Support for French language learning further consists of courses offered in 10 establishments (nine Alliances francaises institutes and one French Cultural Centre in Abuja) and a teacher training program run in partnership with external organisations (Agence Internationale de la Francophonie, Organisation intergouvernementale de la Francophonie and various vocational training bodies). This training is aimed not only at increasing the number of French teachers but also at modernazing their teaching methods and making them more appealing to students.
French cultural establishments, especially the Abuja Cultural Centre and Alliance Francaise, strive to be windows to the French culture and to foster the mutual enrichment of French and Nigerian artists. For instance, Nigerian and French dancers have for a decade been given the opportunity to come in contact - indeed since 2001 at the annual "Dance meets Dance" event in Lagos. Through shows and festivals for thousands of spectators, French cultural bodies operating in Nigeria enrich the theatre, fine arts and music of both countries during the year. A number of talented young artists are awarded scholarships for training in France.
Provided that they are open to other cultures, cinema, television and the radio are powerful means of inter-cultural communication. Since French-speaking cinema, whose quality is generally acknowledged, and Nigerian video production, one of the world’s most productive, have so far had little opportunity to interact, one of the aims of French cooperation is to bridge the gap. Another aim of the agency is to promote broadcasts in French by the Nigerian media. As examples of French-Nigerian cooperation in the audiovisual area, mention should be made of the recent establishment -in the premises of Voice of Nigeria in Lagos- a team of Radio France Internationale (RFI) journalists producing and broadcasting in Hausa; and of the deeply significant success achieved by the Nigerian film "Ezra" (whose director, Newton Adouaka, was awarded the Yennenga Stallion) at the latest FESPACO film festival in Ouagadougou, an event substantially supported by the French Cooperation.
One of th essential aspect of cultural osmosis between two countries is the exchange of university students and young research scientists or scholars in significant numbers. The Institut de Recherches en Afrique (IFRA) in Ibadan offers this possibility to young French and Nigerian researchers preparing a doctorate in the social sciences, while being itself a vigorous centre of Nigerian research. Since September 2006, an IFRA contact point has been available at the University of Zaria.

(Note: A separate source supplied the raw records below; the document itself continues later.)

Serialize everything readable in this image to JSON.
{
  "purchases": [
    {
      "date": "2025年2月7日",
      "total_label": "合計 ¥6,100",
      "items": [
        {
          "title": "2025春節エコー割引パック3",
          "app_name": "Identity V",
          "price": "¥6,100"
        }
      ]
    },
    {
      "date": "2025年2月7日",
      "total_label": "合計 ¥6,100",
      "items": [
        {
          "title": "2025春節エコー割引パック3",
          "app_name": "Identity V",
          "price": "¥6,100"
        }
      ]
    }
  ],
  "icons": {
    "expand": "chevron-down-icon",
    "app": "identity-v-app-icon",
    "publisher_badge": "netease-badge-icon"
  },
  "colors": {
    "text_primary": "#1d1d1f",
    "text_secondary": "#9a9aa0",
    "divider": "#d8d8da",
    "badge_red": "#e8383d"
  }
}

Interest in language and culture does not detract from France’s solidarity with Nigeria with a view to its further economic development. France, biggest contributor to the European Development Fund (EDF), supported Nigeria’s bid for 552 million euros under the 9th EDF; and French experts are available to European programs implemented in Nigeria in the areas of water management and combating animal diseases, including, notably, bird flu.

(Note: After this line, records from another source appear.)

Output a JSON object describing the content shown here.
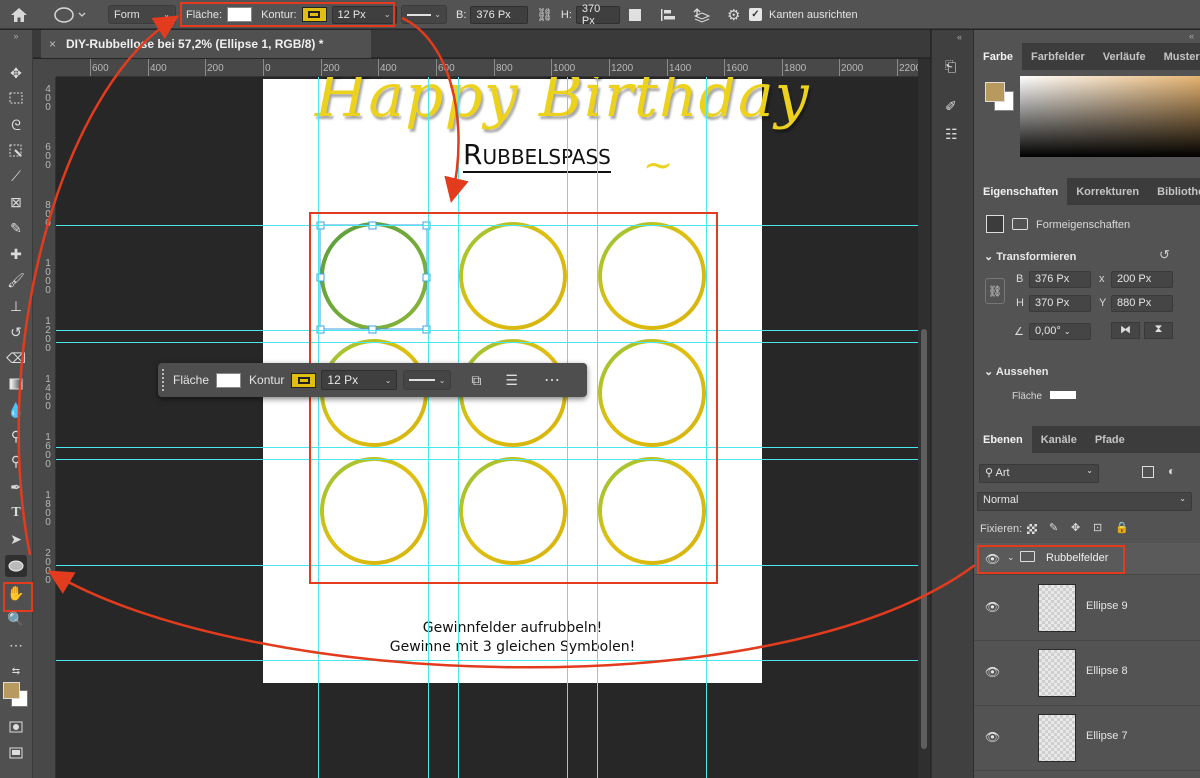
{
  "options_bar": {
    "mode": "Form",
    "fill_label": "Fläche:",
    "stroke_label": "Kontur:",
    "stroke_width": "12 Px",
    "width_label": "B:",
    "width_value": "376 Px",
    "height_label": "H:",
    "height_value": "370 Px",
    "align_edges_label": "Kanten ausrichten",
    "align_edges_checked": true
  },
  "tab": {
    "title": "DIY-Rubbellose bei 57,2% (Ellipse 1, RGB/8) *",
    "close": "×"
  },
  "rulers": {
    "horizontal": [
      "600",
      "400",
      "200",
      "0",
      "200",
      "400",
      "600",
      "800",
      "1000",
      "1200",
      "1400",
      "1600",
      "1800",
      "2000",
      "2200"
    ],
    "vertical": [
      "400",
      "600",
      "800",
      "1000",
      "1200",
      "1400",
      "1600",
      "1800",
      "2000"
    ]
  },
  "document": {
    "title_script": "Happy Birthday",
    "subtitle": "Rubbelspaß",
    "footer_line1": "Gewinnfelder aufrubbeln!",
    "footer_line2": "Gewinne mit 3 gleichen Symbolen!"
  },
  "contextual_bar": {
    "fill_label": "Fläche",
    "stroke_label": "Kontur",
    "stroke_width": "12 Px"
  },
  "color_panel": {
    "tabs": [
      "Farbe",
      "Farbfelder",
      "Verläufe",
      "Muster"
    ],
    "foreground": "#b89a5f",
    "background": "#ffffff"
  },
  "properties_panel": {
    "tabs": [
      "Eigenschaften",
      "Korrekturen",
      "Bibliothe"
    ],
    "kind": "Formeigenschaften",
    "transform_heading": "Transformieren",
    "w_label": "B",
    "w_value": "376 Px",
    "x_label": "x",
    "x_value": "200 Px",
    "h_label": "H",
    "h_value": "370 Px",
    "y_label": "Y",
    "y_value": "880 Px",
    "angle_value": "0,00°",
    "appearance_heading": "Aussehen",
    "fill_label": "Fläche"
  },
  "layers_panel": {
    "tabs": [
      "Ebenen",
      "Kanäle",
      "Pfade"
    ],
    "filter_kind": "Art",
    "blend_mode": "Normal",
    "lock_label": "Fixieren:",
    "group": "Rubbelfelder",
    "layers": [
      "Ellipse 9",
      "Ellipse 8",
      "Ellipse 7"
    ]
  },
  "colors": {
    "guide": "#4ce6ee",
    "annotation": "#e23b1d",
    "stroke_gold": "#e0bf10",
    "stroke_green": "#8cc63f"
  }
}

Bilateral technical assistance focuses on agriculture and water resources management at village level. In the four Northern States of the Federation, a capacity building project addressing the needs of the villagers’ organizations has been on track since 2003. Moreover, support is provided to Nigerian civil society initiatives through many community development micro-projects carried out thanks to the Social Development Fund of the French Embassy.

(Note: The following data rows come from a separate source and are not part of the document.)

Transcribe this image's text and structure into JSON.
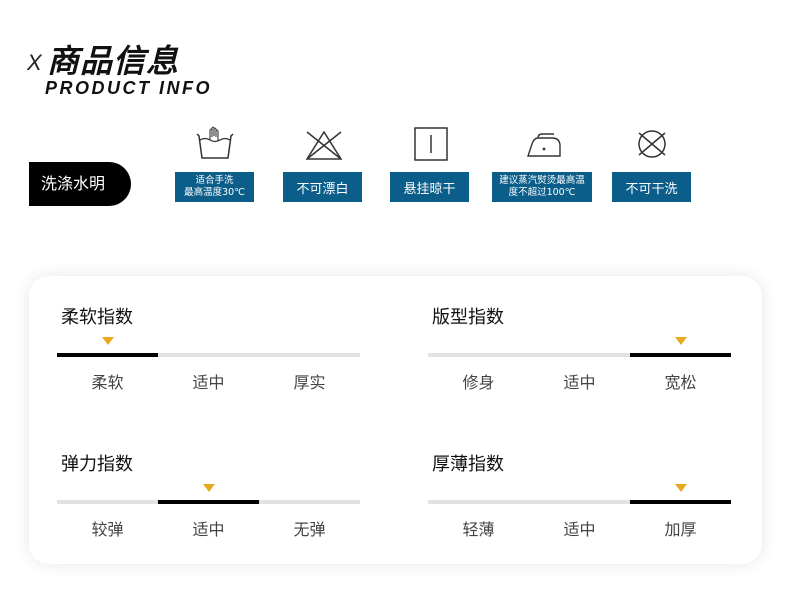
{
  "header": {
    "x_mark": "X",
    "title_cn": "商品信息",
    "title_en": "PRODUCT INFO"
  },
  "care": {
    "tag": "洗涤水明",
    "items": [
      {
        "icon": "hand-wash-icon",
        "label": "适合手洗\n最高温度30℃"
      },
      {
        "icon": "no-bleach-icon",
        "label": "不可漂白"
      },
      {
        "icon": "hang-dry-icon",
        "label": "悬挂晾干"
      },
      {
        "icon": "iron-icon",
        "label": "建议蒸汽熨烫最高温\n度不超过100℃"
      },
      {
        "icon": "no-dry-clean-icon",
        "label": "不可干洗"
      }
    ],
    "label_color": "#0b5d8a"
  },
  "indices": [
    {
      "name": "柔软指数",
      "options": [
        "柔软",
        "适中",
        "厚实"
      ],
      "selected": 0
    },
    {
      "name": "版型指数",
      "options": [
        "修身",
        "适中",
        "宽松"
      ],
      "selected": 2
    },
    {
      "name": "弹力指数",
      "options": [
        "较弹",
        "适中",
        "无弹"
      ],
      "selected": 1
    },
    {
      "name": "厚薄指数",
      "options": [
        "轻薄",
        "适中",
        "加厚"
      ],
      "selected": 2
    }
  ],
  "colors": {
    "marker": "#e9a91f",
    "track": "#e2e2e2",
    "fill": "#000000"
  }
}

Postgraduate study scholarships are offered every year. Despite differences in language and educational tradition, technical partnerships between Nigerian and French Universities are taking shape.
That applies in particular to education in information and communication technologies, with the launching of the Systeme d’information scientifique et technique (SIST) project, aimed at making scientific and technical information more readily accessible.
Programs of various types (concerning such areas of cultural heritage as archaeology and museology, professional training, and safety issues) are in early stages of development.